Der Riese Suttung, der vom Mord an seiner Mutter erfuhr, nahm die beiden Zwerge gefangen. Suttung verschonte und entließ die Zwerge erst, als sie ihm ihren kostbaren Met anboten.

Dur nach Dichtung

Suttung wusste von den magischen Eigenschaften des Dichtungsmets und brachte den Odrerir in sein Heim nach Hnitbiorg. Der Met wurde in einer Höhle im Berg aufbewahrt. Da Suttung den Met ganz für sich allein haben wollte, stellte er seine Tochter Gunnlod dort als Wächterin des Mets auf.

Odin erfuhr von dem Met und machte sich in der Verkleidung eines Knechtes auf den Weg, wobei er sich Bolverk nannte, um den Met zu erlangen. Odin arbeitete für Baugi, den Bruder Suttungs, als Gegenleistung für einen Trank vom Met.

Odin bestellte das Feld einen Winter und einen Sommer lang und vollbrachte die Arbeit von neun Männern. Baugi, der ebenfalls einen Trank vom Met begehrte, stimmte zu, dass Bolverk (Odin) entlohnt werden sollte, doch Suttung weigerte sich.

Odin überredete Baugi, mit Odins Bohrer, genannt rati, ein Loch durch den Berg zu bohren, in der Hoffnung, an den Met zu gelangen. Sobald das Loch gebohrt war, verwandelte sich Odin in eine Schlange und kroch durch das Loch. Baugi erkannte, dass er getäuscht worden war, und versuchte, die Schlange (Odin) zu töten, scheiterte jedoch.

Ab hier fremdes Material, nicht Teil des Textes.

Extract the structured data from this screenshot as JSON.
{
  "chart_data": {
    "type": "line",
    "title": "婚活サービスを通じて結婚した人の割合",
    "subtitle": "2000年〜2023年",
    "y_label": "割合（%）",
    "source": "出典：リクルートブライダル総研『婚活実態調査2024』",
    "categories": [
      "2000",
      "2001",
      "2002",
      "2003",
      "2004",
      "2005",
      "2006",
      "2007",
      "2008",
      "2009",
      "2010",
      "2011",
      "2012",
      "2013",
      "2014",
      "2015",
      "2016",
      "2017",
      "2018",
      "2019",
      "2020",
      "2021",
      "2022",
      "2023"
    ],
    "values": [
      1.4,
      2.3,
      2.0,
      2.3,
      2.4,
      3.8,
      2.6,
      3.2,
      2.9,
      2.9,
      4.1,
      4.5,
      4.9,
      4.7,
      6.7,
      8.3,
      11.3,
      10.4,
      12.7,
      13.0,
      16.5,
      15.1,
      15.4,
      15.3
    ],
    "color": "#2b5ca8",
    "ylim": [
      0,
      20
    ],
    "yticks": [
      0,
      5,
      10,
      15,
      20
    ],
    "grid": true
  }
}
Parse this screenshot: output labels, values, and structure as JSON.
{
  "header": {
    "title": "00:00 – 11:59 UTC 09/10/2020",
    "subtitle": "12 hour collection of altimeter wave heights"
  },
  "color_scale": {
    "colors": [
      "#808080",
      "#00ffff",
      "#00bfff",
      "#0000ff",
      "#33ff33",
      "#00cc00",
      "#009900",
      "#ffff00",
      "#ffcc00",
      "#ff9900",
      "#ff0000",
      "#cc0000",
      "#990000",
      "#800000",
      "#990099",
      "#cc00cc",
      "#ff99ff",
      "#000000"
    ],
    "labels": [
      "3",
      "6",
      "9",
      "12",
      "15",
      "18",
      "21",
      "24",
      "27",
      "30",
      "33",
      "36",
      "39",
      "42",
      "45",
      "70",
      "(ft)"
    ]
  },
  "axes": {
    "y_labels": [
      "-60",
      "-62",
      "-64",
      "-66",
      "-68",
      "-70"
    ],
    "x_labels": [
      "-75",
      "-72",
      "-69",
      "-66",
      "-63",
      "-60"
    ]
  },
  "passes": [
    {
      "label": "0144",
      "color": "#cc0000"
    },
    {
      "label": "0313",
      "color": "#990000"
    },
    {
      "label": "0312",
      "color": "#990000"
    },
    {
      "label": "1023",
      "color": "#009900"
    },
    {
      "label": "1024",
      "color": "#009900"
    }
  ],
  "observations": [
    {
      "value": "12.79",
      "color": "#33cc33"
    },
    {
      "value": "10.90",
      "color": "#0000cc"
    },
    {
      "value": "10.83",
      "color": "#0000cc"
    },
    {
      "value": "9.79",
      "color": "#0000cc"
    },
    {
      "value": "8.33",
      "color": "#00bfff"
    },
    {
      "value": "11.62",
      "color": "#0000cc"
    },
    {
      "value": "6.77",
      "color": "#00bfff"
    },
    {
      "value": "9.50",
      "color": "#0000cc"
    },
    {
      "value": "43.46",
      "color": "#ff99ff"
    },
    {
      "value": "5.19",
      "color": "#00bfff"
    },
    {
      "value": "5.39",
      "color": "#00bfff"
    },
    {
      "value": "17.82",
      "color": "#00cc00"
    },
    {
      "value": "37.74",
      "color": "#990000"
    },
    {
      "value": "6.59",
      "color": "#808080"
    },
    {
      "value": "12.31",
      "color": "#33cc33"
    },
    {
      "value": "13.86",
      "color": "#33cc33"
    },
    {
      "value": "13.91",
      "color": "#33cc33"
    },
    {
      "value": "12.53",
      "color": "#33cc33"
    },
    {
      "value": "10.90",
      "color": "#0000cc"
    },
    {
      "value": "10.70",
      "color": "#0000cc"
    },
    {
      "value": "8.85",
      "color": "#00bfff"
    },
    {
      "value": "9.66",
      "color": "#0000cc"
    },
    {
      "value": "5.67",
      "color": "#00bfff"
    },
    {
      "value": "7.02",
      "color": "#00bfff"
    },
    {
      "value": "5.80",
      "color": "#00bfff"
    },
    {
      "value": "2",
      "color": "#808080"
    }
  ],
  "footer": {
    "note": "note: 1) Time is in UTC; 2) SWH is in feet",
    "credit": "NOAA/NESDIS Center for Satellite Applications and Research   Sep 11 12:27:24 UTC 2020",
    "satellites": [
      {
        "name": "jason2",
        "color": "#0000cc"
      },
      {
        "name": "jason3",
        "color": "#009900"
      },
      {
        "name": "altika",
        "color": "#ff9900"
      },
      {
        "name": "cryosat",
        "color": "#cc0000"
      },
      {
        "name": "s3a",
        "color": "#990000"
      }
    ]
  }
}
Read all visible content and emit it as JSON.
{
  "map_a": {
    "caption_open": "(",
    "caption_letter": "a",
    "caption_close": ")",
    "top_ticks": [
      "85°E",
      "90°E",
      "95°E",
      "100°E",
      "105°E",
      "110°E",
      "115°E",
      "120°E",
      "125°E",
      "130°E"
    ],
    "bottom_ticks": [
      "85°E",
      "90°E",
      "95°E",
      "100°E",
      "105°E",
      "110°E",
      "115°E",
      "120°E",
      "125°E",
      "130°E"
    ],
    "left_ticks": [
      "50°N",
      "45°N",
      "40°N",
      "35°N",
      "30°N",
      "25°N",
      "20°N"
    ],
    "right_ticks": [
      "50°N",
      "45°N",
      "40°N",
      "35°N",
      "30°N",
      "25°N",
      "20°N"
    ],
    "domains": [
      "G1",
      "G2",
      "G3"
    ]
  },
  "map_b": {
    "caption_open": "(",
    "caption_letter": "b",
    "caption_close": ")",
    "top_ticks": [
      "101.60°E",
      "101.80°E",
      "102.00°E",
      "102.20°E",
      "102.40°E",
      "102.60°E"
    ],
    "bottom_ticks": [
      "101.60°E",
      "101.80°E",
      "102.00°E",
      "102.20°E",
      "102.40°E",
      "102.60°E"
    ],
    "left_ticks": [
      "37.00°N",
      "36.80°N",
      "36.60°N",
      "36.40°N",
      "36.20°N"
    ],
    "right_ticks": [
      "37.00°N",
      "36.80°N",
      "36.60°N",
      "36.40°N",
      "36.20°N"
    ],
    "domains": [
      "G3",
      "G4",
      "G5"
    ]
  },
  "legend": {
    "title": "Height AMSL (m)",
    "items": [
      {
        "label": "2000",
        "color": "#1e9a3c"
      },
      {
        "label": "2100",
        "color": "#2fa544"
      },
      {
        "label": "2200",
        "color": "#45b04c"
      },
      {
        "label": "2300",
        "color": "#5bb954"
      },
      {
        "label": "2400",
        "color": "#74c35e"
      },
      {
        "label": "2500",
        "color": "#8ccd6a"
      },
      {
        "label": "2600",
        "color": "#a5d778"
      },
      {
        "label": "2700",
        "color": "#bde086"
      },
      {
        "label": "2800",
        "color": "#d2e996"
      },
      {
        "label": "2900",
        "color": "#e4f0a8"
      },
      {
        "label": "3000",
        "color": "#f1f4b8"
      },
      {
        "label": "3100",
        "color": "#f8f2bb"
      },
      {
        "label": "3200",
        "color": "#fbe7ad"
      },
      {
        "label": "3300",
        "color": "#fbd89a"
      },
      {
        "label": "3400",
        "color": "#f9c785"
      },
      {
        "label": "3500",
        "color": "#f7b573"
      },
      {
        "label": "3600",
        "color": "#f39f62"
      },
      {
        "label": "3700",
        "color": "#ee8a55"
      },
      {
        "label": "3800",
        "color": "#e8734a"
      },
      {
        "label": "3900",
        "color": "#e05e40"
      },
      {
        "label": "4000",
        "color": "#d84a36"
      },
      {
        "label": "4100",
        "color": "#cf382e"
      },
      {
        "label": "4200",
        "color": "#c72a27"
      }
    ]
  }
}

In der Höhle fand Odin die Riesin, die den Met bewachte. Drei Nächte lang schlief Odin bei Gunnlod. Jede Nacht gestattete Gunnlod Odin, einen Trank vom Met zu nehmen. Odin nahm nur einen Zug, doch er leerte den Odrerir in der ersten Nacht vollständig, dann das Fass Bodn in der zweiten Nacht. In der dritten Nacht leerte Odin das zweite Fass Son in einem einzigen Zug.

Dann flog Odin in Gestalt eines Adlers aus der Höhle. Suttung, der den Adler erblickte, verwandelte sich ebenfalls in einen Adler und nahm die Verfolgung auf. Die Asen hatten in Asgard Behältnisse bereitgestellt. Als Odin über die Behältnisse flog, spie er den Met in die Behältnisse.

Um Suttung zu entkommen, spie Odin den restlichen Met hinter sich. Jeder, der sich unter den beiden Vögeln befand, erhielt seinen Anteil am Met, sei er Ase oder Sterblicher, und wurde in der Dichtkunst gewandt.

Gemäß der Prosa-Edda des Snorri Sturluson bot der Zwerg Dvalin den Menschen einen Trank vom Dichtungsmet an.

Verwandte Informationen

Name

Odrerir – "Dichtungsmet".

Quellen

Hávamál ("Die Sprüche des Hohen") aus der Liederedda.

Skáldskaparmál, aus der Prosa-Edda, verfasst von Snorri Sturluson.

Ynglinga saga, verfasst von Snorri Sturluson.